Fr. John A. Mangos, MD of San Antonio was Chairman of Pediatrics at the UTHSC-SA, as well as a Greek Orthodox Priest. During his career, he was the founder of the South Texas Aids Center for Children and Families, and founder of Providence Home and Family Services. He was also the former Medical Director of Northside Independent School District.
1968 Danes BS, Bearn AG. A genetic cell marker in cystic fibrosis of the pancreas. Lancet 1968; i: 1061- 1063. [PubMed]
Fibroblasts from many but not all patients with CF, when stained with toluidine blue, showed intracellular metachromasia. The findings depended on many factors and later there was a more detailed report by same authors (J Exp Med 1969; 129:775-793.). However, eventually no significant difference was shown between CF and normal fibroblasts (Spicer et al, 1980 Exp Mol Path 33:104).
1968 Kilburn KH. A hypothesis for pulmonary clearance and its implications. Am Rev Respir Dis 1968; 98:449-463. [PubMed]
Kilburn deduced that deep in the airways there is a tremendous amount of mucus formed probably several litres per day. But by the time the mucus reaches the trachea it has been reduced to a very small amount. So something must be happening in the small airways to absorb the bulk of this liquid.

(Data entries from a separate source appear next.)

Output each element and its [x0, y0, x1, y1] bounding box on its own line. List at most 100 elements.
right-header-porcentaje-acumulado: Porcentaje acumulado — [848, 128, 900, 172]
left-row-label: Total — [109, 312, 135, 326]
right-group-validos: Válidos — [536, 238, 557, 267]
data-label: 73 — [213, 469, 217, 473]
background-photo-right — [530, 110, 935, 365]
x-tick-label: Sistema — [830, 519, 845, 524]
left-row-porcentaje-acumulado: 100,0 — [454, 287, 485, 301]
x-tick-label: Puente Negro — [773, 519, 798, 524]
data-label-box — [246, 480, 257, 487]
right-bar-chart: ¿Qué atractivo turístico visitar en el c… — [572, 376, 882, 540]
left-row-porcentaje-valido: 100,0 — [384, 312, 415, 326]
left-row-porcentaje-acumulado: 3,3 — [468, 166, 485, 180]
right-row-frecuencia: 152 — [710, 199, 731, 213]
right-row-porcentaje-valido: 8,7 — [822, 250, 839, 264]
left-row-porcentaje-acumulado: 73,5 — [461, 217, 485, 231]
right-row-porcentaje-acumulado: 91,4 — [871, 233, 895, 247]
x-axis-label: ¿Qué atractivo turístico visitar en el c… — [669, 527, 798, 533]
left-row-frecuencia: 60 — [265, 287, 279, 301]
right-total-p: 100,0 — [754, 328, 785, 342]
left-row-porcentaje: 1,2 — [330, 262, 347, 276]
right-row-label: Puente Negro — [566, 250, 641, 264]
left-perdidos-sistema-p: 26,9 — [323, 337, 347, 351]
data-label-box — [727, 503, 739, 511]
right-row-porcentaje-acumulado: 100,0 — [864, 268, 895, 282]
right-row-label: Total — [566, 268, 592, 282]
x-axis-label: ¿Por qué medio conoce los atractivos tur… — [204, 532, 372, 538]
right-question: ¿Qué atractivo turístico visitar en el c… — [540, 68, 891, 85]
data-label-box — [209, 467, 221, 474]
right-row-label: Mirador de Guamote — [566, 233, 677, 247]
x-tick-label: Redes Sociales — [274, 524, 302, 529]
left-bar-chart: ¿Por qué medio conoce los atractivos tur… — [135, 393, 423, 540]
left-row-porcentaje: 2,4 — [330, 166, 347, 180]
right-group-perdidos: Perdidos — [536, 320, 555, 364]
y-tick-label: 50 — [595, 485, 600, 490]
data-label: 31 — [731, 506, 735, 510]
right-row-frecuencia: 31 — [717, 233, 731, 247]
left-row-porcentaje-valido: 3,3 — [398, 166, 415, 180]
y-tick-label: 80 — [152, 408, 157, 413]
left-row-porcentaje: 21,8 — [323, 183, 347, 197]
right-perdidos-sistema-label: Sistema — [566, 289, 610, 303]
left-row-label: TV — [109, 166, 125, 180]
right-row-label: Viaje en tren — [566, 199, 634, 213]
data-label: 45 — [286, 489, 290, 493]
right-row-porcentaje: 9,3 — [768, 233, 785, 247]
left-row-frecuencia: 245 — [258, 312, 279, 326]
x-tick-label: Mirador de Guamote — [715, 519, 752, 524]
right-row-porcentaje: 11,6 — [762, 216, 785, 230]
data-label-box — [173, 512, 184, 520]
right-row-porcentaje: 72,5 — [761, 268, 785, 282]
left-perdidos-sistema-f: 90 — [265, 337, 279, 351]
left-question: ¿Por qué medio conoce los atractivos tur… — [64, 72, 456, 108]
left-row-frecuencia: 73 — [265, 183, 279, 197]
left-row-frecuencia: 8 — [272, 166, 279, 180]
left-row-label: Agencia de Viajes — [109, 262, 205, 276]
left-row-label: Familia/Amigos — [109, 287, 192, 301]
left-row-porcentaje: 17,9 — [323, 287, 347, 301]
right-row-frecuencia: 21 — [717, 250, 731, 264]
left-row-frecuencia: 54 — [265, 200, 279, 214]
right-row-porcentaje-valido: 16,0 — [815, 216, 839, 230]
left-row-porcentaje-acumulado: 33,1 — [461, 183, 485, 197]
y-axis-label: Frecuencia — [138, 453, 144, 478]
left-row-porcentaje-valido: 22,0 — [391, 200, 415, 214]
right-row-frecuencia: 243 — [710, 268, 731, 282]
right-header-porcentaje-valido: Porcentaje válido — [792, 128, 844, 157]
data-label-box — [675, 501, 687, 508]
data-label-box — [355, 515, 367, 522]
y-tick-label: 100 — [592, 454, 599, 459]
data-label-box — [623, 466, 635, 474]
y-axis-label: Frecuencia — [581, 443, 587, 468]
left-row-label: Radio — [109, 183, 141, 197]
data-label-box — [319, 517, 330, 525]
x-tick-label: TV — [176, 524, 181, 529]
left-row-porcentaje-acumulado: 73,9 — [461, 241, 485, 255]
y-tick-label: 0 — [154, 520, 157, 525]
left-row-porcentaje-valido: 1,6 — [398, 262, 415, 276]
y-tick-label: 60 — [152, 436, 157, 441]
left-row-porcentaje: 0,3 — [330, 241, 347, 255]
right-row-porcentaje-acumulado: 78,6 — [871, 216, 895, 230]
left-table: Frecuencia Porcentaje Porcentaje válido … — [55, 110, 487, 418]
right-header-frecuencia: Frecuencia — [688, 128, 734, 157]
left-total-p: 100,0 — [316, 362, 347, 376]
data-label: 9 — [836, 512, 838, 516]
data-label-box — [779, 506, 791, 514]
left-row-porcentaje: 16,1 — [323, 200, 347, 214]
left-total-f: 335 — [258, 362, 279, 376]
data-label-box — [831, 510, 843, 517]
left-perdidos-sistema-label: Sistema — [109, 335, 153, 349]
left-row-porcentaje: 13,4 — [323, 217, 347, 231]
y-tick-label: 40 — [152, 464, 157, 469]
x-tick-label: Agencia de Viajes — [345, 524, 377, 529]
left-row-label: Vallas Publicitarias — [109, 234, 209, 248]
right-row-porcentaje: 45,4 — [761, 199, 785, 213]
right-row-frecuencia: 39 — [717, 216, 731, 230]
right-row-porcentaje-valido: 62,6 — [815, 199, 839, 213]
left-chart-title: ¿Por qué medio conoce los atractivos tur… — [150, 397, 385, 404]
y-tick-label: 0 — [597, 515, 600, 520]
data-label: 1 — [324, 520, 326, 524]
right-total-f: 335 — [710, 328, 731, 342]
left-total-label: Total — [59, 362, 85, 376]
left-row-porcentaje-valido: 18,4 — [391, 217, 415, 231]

Prof. John Widdicombe (1925-2011} considers this paper stimulated subsequent research and interest into how the respiratory epithelium transports water and sodium chloride.

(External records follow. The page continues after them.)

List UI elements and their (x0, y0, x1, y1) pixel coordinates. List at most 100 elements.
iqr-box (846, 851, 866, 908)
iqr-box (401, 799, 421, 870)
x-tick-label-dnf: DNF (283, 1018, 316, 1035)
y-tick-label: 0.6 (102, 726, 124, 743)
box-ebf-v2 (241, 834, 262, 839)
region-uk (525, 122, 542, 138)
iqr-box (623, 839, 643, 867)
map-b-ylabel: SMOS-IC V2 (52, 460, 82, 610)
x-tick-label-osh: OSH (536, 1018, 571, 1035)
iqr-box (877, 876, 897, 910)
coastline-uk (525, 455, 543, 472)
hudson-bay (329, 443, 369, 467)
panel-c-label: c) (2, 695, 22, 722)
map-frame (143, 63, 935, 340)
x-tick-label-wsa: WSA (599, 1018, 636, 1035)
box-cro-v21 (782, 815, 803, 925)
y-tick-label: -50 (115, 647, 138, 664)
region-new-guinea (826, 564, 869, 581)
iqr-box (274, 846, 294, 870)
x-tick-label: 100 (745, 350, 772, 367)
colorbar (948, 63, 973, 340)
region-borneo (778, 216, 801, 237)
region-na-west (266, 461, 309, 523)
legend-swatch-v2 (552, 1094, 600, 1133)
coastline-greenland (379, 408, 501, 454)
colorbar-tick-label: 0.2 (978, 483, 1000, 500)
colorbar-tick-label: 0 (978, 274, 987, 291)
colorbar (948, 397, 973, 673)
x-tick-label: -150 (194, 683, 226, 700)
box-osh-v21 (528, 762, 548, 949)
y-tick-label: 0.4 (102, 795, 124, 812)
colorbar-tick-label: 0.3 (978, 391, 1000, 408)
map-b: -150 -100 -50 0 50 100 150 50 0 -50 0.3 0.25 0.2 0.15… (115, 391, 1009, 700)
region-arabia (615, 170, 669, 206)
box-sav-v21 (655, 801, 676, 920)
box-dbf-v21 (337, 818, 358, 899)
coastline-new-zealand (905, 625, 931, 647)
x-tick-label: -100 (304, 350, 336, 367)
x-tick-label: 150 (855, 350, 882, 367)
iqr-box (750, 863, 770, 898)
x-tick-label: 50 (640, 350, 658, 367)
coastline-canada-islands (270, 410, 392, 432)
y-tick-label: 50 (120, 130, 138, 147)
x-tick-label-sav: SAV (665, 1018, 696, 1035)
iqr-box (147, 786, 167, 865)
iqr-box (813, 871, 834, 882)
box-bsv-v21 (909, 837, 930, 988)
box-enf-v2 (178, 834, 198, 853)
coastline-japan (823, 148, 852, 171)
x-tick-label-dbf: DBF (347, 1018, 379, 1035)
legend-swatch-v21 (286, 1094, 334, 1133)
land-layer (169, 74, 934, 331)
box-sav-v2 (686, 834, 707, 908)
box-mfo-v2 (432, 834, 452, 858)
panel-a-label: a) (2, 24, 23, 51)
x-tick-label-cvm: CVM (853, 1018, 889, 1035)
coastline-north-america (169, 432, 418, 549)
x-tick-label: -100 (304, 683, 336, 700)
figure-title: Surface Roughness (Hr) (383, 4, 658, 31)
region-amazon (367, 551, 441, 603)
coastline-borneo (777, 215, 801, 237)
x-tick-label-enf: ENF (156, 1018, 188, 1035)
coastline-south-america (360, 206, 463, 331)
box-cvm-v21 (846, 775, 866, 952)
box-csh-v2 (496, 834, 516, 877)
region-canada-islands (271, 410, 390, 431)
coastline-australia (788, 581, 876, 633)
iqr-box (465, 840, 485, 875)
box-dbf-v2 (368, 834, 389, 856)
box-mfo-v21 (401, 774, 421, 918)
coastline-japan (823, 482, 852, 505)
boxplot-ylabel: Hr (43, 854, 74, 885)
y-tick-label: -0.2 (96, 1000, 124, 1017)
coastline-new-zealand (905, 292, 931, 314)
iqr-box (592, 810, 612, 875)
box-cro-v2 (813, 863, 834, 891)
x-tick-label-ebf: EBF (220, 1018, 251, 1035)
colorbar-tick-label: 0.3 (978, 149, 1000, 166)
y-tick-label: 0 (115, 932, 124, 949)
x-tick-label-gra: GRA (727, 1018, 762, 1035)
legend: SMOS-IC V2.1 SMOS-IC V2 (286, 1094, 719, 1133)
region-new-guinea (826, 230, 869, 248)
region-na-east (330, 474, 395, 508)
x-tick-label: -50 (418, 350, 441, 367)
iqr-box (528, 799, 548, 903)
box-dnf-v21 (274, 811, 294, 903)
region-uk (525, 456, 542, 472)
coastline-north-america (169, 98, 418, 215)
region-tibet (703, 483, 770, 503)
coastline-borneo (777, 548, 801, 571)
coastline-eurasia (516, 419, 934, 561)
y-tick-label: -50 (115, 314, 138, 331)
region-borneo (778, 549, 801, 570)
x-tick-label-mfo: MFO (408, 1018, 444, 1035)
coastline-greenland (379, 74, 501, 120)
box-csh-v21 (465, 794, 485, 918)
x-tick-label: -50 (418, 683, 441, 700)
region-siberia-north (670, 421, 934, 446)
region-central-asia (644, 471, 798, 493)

1969 Besley GT, Patrick AD, Norman AP. Inhibition of motility of gill cilia of Dreissensia by plasma of cystic fibrosis patients and their parents. J Med Genet 1969; 6:278-80. [PubMed]

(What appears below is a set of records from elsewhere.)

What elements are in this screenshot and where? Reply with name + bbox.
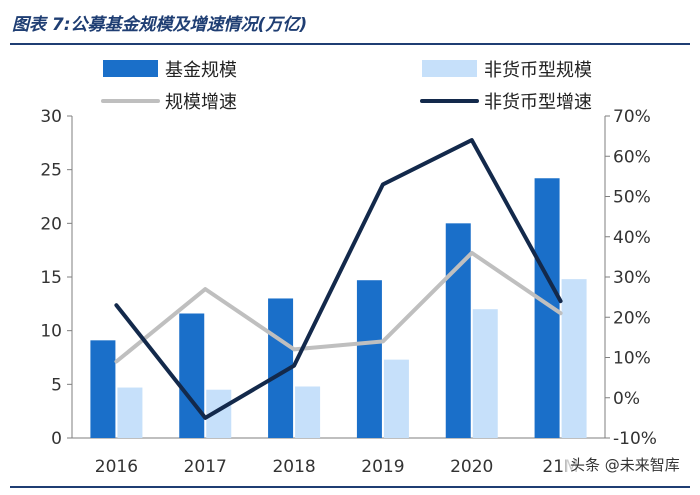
nonmoney-size-bar — [561, 279, 587, 438]
legend-label: 非货币型规模 — [484, 60, 592, 81]
fund-growth-line — [114, 250, 563, 364]
right-tick-label: 70% — [613, 107, 651, 127]
left-tick-label: 20 — [40, 214, 62, 234]
right-tick-label: 30% — [613, 268, 651, 288]
left-tick-label: 30 — [40, 107, 62, 127]
left-tick-label: 15 — [40, 268, 62, 288]
chart-title: 图表 7:公募基金规模及增速情况(万亿) — [12, 15, 308, 35]
nonmoney-size-bar — [295, 386, 321, 438]
x-tick-label: 2019 — [361, 457, 404, 477]
left-tick-label: 10 — [40, 322, 62, 342]
watermark-text: 头条 @未来智库 — [566, 453, 684, 476]
x-tick-label: 2016 — [95, 457, 138, 477]
legend-label: 基金规模 — [165, 60, 237, 81]
x-tick-label: 2017 — [184, 457, 227, 477]
right-tick-label: 60% — [613, 147, 651, 167]
nonmoney-growth-line — [114, 138, 563, 420]
fund-size-bar — [179, 313, 205, 438]
legend-swatch-bar — [422, 60, 477, 77]
nonmoney-size-bar — [383, 359, 409, 438]
legend-swatch-bar — [103, 60, 158, 77]
nonmoney-size-bar — [117, 387, 143, 438]
right-tick-label: 10% — [613, 349, 651, 369]
chart-axes: 0 5 10 15 20 25 30 -10% 0% 10% 20% 30% 40% 50% 60% 70% 2… — [40, 107, 657, 477]
legend-label: 非货币型增速 — [484, 92, 592, 113]
bottom-divider — [10, 486, 690, 488]
right-tick-label: 0% — [613, 389, 640, 409]
right-tick-label: -10% — [613, 429, 657, 449]
right-tick-label: 50% — [613, 188, 651, 208]
fund-size-bar — [356, 280, 382, 438]
right-tick-label: 20% — [613, 308, 651, 328]
right-tick-label: 40% — [613, 228, 651, 248]
left-tick-label: 25 — [40, 161, 62, 181]
x-tick-label: 2018 — [272, 457, 315, 477]
left-tick-label: 0 — [51, 429, 62, 449]
legend-label: 规模增速 — [165, 92, 237, 113]
nonmoney-size-bar — [472, 309, 498, 438]
x-tick-label: 2020 — [450, 457, 493, 477]
fund-size-bar — [90, 340, 116, 438]
left-tick-label: 5 — [51, 375, 62, 395]
line-series-group — [114, 138, 563, 420]
title-divider — [10, 43, 690, 45]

Ciliary dyskinesia factor was assayed in fresh water mussel cilia (Dreissensia Polymorpha), which proved to the most satisfactory alternative for cilia inhibition tests.
1969 Crawfurd M d’A. Experience of the cilia test for a factor in the serum of patients and carriers of cystic fibrosis. Proc. 5th International CF Conference, Cambridge Sept 1969. 42- 48.
There was great interest in the “CF factor” and Dr Martin Crawfurd, working in Leeds, studied our patients using the cilia of fresh water mussels. He obtained positive results on 11 of 12 patients with CF, 150 of 163 parents, 28 of 47 siblings and 15 of 162 controls.
Although this test was eventually abandoned, on one occasion a positive ‘cilia test’ performed by Dr Martin Crawfurd working in Leeds, caused us to persevere with establishing the diagnosis of CF in a girl aged one year whom we initially thought had Shwachman–Diamond syndrome. She had severe fat malabsorption from early infancy and the jejunal biopsy showed an entirely normal intestinal mucosal histology but the sweat tests, performed by the experienced staff at our reliable laboratory, were repeatedly normal. However, the child eventually developed an abnormal sweat test and the typical clinical features of CF; she eventually died at the age of 25 years from her pulmonary disease caused by the chronic Pseudomonas infection.